Dans un contexte de resserrement monétaire mondial et de plus grande incertitude économique, les conditions financières extérieures de l’Amérique latine et des Caraïbes se détériorent, entraînant une hausse des coûts d’emprunt et des pressions sur les devises. De plus, et reflétant en partie le ralentissement mondial, les prix de certains produits de base ont chuté et devraient encore baisser. Cela pourrait apporter un soulagement bienvenu aux pressions inflationnistes mondiales avec le temps, mais au prix de nouveaux défis pour la région.

Perspectives d’inflation

Comme ailleurs, les pressions sur les prix dans la région devraient rester élevées pendant un certain temps, comme l’indiquent nos prévisions d’inflation de 12,1 et 8,7 % pour 2022 et 2023, respectivement, les taux les plus élevés des 25 dernières années. Cela signifie que nous nous attendons à ce que l’inflation dépasse la limite supérieure des fourchettes cibles des banques centrales d’environ 400 points de base, en moyenne, dans les cinq plus grandes économies d’Amérique latine (Brésil, Chili, Colombie, Mexique et Pérou) d’ici la fin de cette année. , et de rester en dehors de la fourchette cible pendant une partie de l’année prochaine.
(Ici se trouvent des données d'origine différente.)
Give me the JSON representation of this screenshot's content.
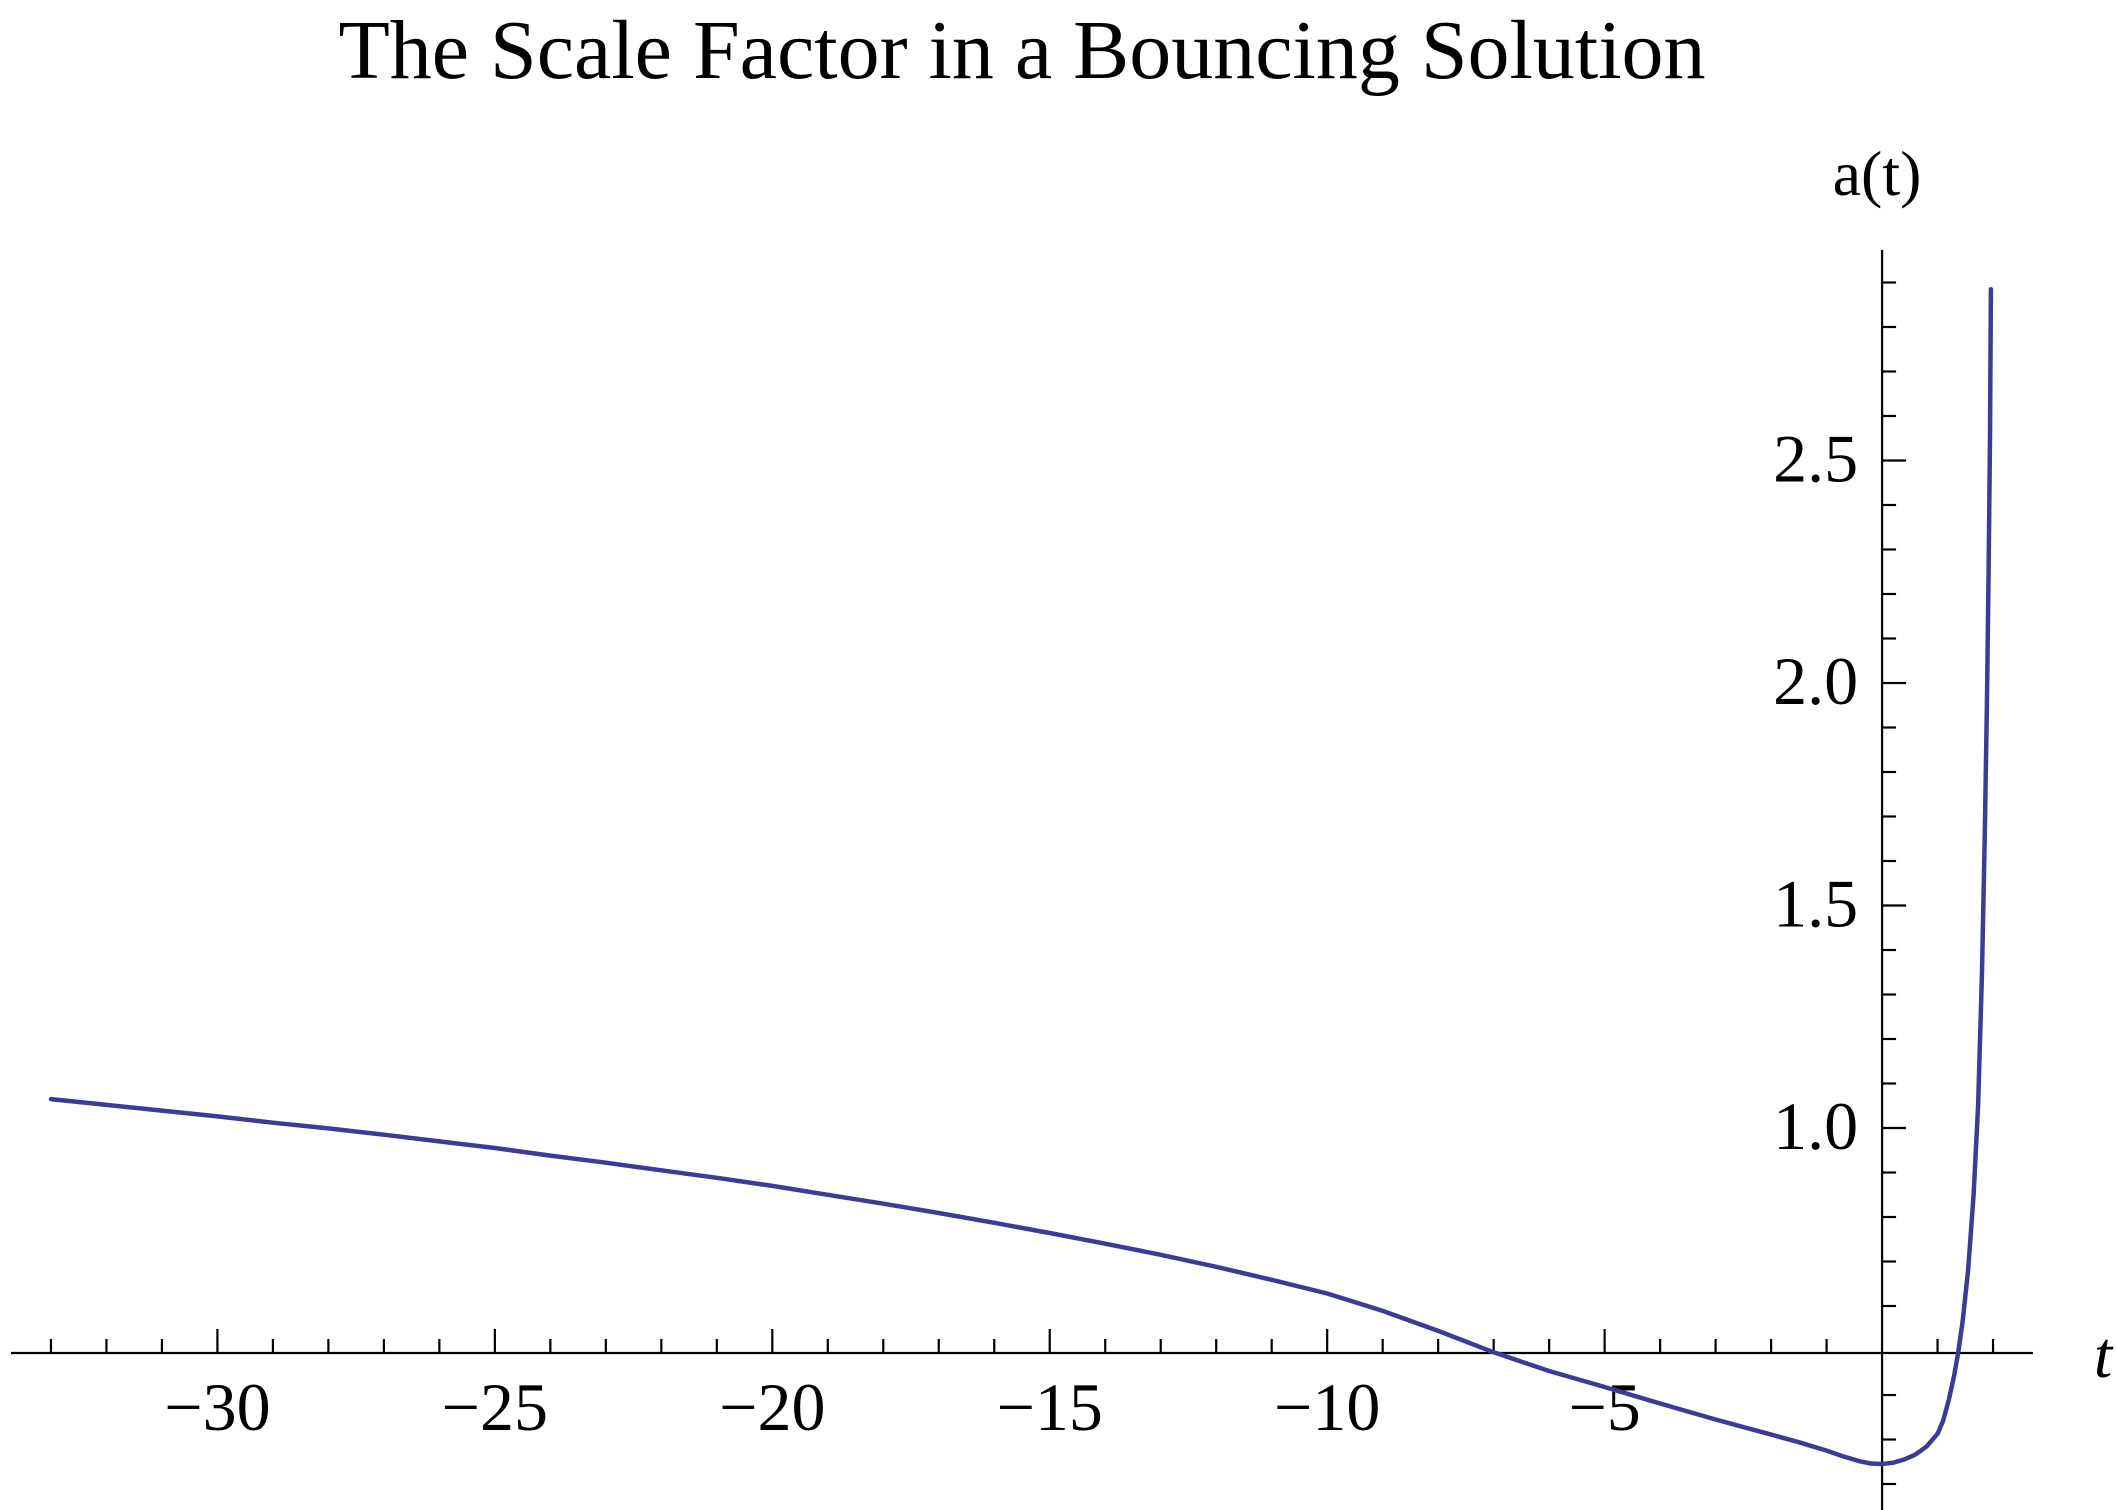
{
  "chart_data": {
    "type": "line",
    "title": "The Scale Factor in a Bouncing Solution",
    "xlabel": "t",
    "ylabel": "a(t)",
    "grid": false,
    "legend": null,
    "axes_cross": {
      "t": 0,
      "a": 0.4944
    },
    "x_axis": {
      "min": -33.72,
      "max": 2.72,
      "major_ticks": [
        -30,
        -25,
        -20,
        -15,
        -10,
        -5
      ],
      "major_tick_labels": [
        "−30",
        "−25",
        "−20",
        "−15",
        "−10",
        "−5"
      ],
      "minor_ticks": [
        -33,
        -32,
        -31,
        -29,
        -28,
        -27,
        -26,
        -24,
        -23,
        -22,
        -21,
        -19,
        -18,
        -17,
        -16,
        -14,
        -13,
        -12,
        -11,
        -9,
        -8,
        -7,
        -6,
        -4,
        -3,
        -2,
        -1,
        1,
        2
      ]
    },
    "y_axis": {
      "min": 0.1416,
      "max": 2.973,
      "major_ticks": [
        1.0,
        1.5,
        2.0,
        2.5
      ],
      "major_tick_labels": [
        "1.0",
        "1.5",
        "2.0",
        "2.5"
      ],
      "minor_ticks": [
        0.2,
        0.3,
        0.4,
        0.6,
        0.7,
        0.8,
        0.9,
        1.1,
        1.2,
        1.3,
        1.4,
        1.6,
        1.7,
        1.8,
        1.9,
        2.1,
        2.2,
        2.3,
        2.4,
        2.6,
        2.7,
        2.8,
        2.9
      ]
    },
    "series": [
      {
        "name": "a(t)",
        "color": "#3C3C96",
        "points": [
          [
            -33.0,
            1.065
          ],
          [
            -32,
            1.052
          ],
          [
            -31,
            1.039
          ],
          [
            -30,
            1.026
          ],
          [
            -29,
            1.012
          ],
          [
            -28,
            0.999
          ],
          [
            -27,
            0.985
          ],
          [
            -26,
            0.97
          ],
          [
            -25,
            0.955
          ],
          [
            -24,
            0.938
          ],
          [
            -23,
            0.922
          ],
          [
            -22,
            0.905
          ],
          [
            -21,
            0.888
          ],
          [
            -20,
            0.87
          ],
          [
            -19,
            0.85
          ],
          [
            -18,
            0.83
          ],
          [
            -17,
            0.809
          ],
          [
            -16,
            0.787
          ],
          [
            -15,
            0.764
          ],
          [
            -14,
            0.74
          ],
          [
            -13,
            0.715
          ],
          [
            -12,
            0.688
          ],
          [
            -11,
            0.659
          ],
          [
            -10,
            0.628
          ],
          [
            -9,
            0.589
          ],
          [
            -8,
            0.544
          ],
          [
            -7,
            0.496
          ],
          [
            -6,
            0.454
          ],
          [
            -5,
            0.418
          ],
          [
            -4,
            0.381
          ],
          [
            -3,
            0.345
          ],
          [
            -2.5,
            0.328
          ],
          [
            -2,
            0.311
          ],
          [
            -1.5,
            0.294
          ],
          [
            -1,
            0.275
          ],
          [
            -0.7,
            0.262
          ],
          [
            -0.4,
            0.251
          ],
          [
            -0.2,
            0.246
          ],
          [
            0,
            0.245
          ],
          [
            0.2,
            0.248
          ],
          [
            0.4,
            0.255
          ],
          [
            0.6,
            0.266
          ],
          [
            0.8,
            0.284
          ],
          [
            1.0,
            0.313
          ],
          [
            1.1,
            0.342
          ],
          [
            1.2,
            0.388
          ],
          [
            1.3,
            0.444
          ],
          [
            1.37,
            0.494
          ],
          [
            1.45,
            0.563
          ],
          [
            1.55,
            0.68
          ],
          [
            1.65,
            0.85
          ],
          [
            1.73,
            1.05
          ],
          [
            1.8,
            1.35
          ],
          [
            1.85,
            1.65
          ],
          [
            1.89,
            1.95
          ],
          [
            1.92,
            2.25
          ],
          [
            1.945,
            2.55
          ],
          [
            1.962,
            2.885
          ]
        ]
      }
    ]
  },
  "colors": {
    "curve": "#3C3C96",
    "axis": "#000000",
    "text": "#000000",
    "background": "#FFFFFF"
  }
}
Un nouvel affaiblissement de la monnaie, en particulier si les conditions financières mondiales se durcissent davantage, et des pressions salariales croissantes, conjuguées aux mécanismes d’indexation existants dans certains pays, pourraient entraîner des pressions inflationnistes supplémentaires.

Naviguer dans des vents changeants

L’inflation persistante dans un contexte de ralentissement de l’activité économique dans le contexte de la chute des prix des matières premières rendra l’élaboration des politiques plus difficile.
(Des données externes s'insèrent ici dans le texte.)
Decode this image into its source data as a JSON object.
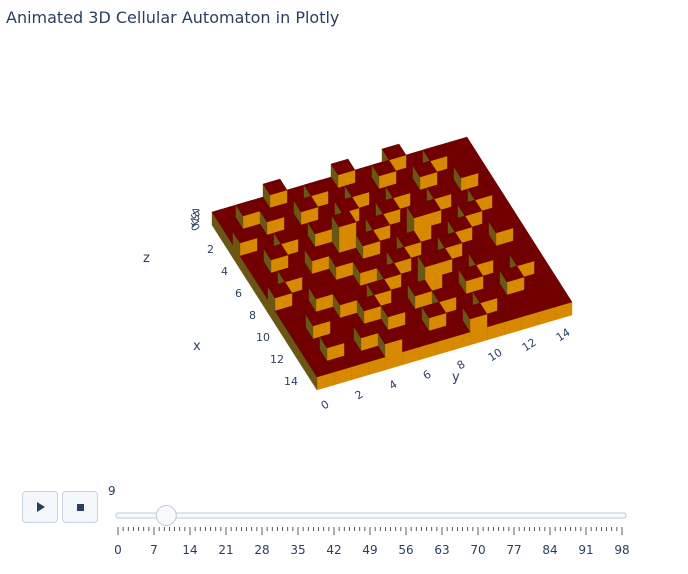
{
  "title": "Animated 3D Cellular Automaton in Plotly",
  "colors": {
    "top": "#720000",
    "side_light": "#d78a00",
    "side_dark": "#6b5614",
    "grid": "#e1e6ee",
    "plane": "#f2f5fa"
  },
  "chart_data": {
    "type": "3d-bar",
    "title": "Animated 3D Cellular Automaton in Plotly",
    "x_axis": {
      "title": "x",
      "ticks": [
        "2",
        "4",
        "6",
        "8",
        "10",
        "12",
        "14"
      ],
      "range": [
        0,
        15
      ]
    },
    "y_axis": {
      "title": "y",
      "ticks": [
        "0",
        "2",
        "4",
        "6",
        "8",
        "10",
        "12",
        "14"
      ],
      "range": [
        0,
        15
      ]
    },
    "z_axis": {
      "title": "z",
      "ticks": [
        "0",
        "1",
        "2",
        "3",
        "4"
      ],
      "range": [
        0,
        4
      ]
    },
    "grid_size": 15,
    "heights": [
      [
        1,
        1,
        1,
        2,
        1,
        1,
        1,
        2,
        1,
        1,
        2,
        1,
        1,
        1,
        1
      ],
      [
        1,
        2,
        1,
        1,
        1,
        2,
        1,
        1,
        1,
        2,
        1,
        1,
        2,
        1,
        1
      ],
      [
        1,
        1,
        2,
        1,
        2,
        1,
        1,
        2,
        1,
        1,
        1,
        2,
        1,
        1,
        1
      ],
      [
        2,
        1,
        1,
        1,
        1,
        1,
        2,
        1,
        1,
        2,
        1,
        1,
        1,
        2,
        1
      ],
      [
        1,
        1,
        2,
        1,
        2,
        1,
        1,
        1,
        2,
        1,
        1,
        2,
        1,
        1,
        1
      ],
      [
        1,
        2,
        1,
        1,
        1,
        3,
        1,
        2,
        1,
        1,
        2,
        1,
        1,
        2,
        1
      ],
      [
        1,
        1,
        1,
        2,
        1,
        1,
        2,
        1,
        1,
        3,
        1,
        1,
        2,
        1,
        1
      ],
      [
        1,
        2,
        1,
        1,
        2,
        1,
        1,
        1,
        2,
        1,
        1,
        2,
        1,
        1,
        1
      ],
      [
        2,
        1,
        1,
        1,
        1,
        2,
        1,
        2,
        1,
        1,
        2,
        1,
        1,
        2,
        1
      ],
      [
        1,
        1,
        2,
        1,
        1,
        1,
        2,
        1,
        1,
        2,
        1,
        1,
        1,
        1,
        1
      ],
      [
        1,
        1,
        1,
        2,
        1,
        2,
        1,
        1,
        3,
        1,
        1,
        2,
        1,
        1,
        1
      ],
      [
        1,
        2,
        1,
        1,
        2,
        1,
        1,
        2,
        1,
        1,
        2,
        1,
        1,
        2,
        1
      ],
      [
        1,
        1,
        1,
        1,
        1,
        2,
        1,
        1,
        2,
        1,
        1,
        1,
        2,
        1,
        1
      ],
      [
        1,
        2,
        1,
        2,
        1,
        1,
        1,
        2,
        1,
        1,
        2,
        1,
        1,
        1,
        1
      ],
      [
        1,
        1,
        1,
        1,
        2,
        1,
        1,
        1,
        1,
        2,
        1,
        1,
        1,
        1,
        1
      ]
    ]
  },
  "animation": {
    "current_frame": "9",
    "frame_value": 9,
    "frame_min": 0,
    "frame_max": 98,
    "tick_labels": [
      "0",
      "7",
      "14",
      "21",
      "28",
      "35",
      "42",
      "49",
      "56",
      "63",
      "70",
      "77",
      "84",
      "91",
      "98"
    ],
    "play_icon": "play-icon",
    "stop_icon": "stop-icon"
  }
}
Les décideurs politiques doivent rester concentrés sur la préservation de la stabilité macroéconomique et de la cohésion sociale. Dans un contexte de niveaux d’endettement public élevés après la pandémie et de taux d’intérêt réels en hausse, la politique budgétaire devra se concentrer sur le renforcement des soldes budgétaires et la viabilité de la dette tout en continuant à soutenir les personnes les plus vulnérables avec des mesures ciblées et, si nécessaire, temporaires pendant une période de ralentissement de la croissance et forte inflation.

Entre-temps, la politique monétaire doit continuer de se concentrer sur la maîtrise de l’inflation et l’ancrage des anticipations d’inflation. Ceci, associé à une communication claire, restera essentiel pour préserver la crédibilité durement acquise des banques centrales.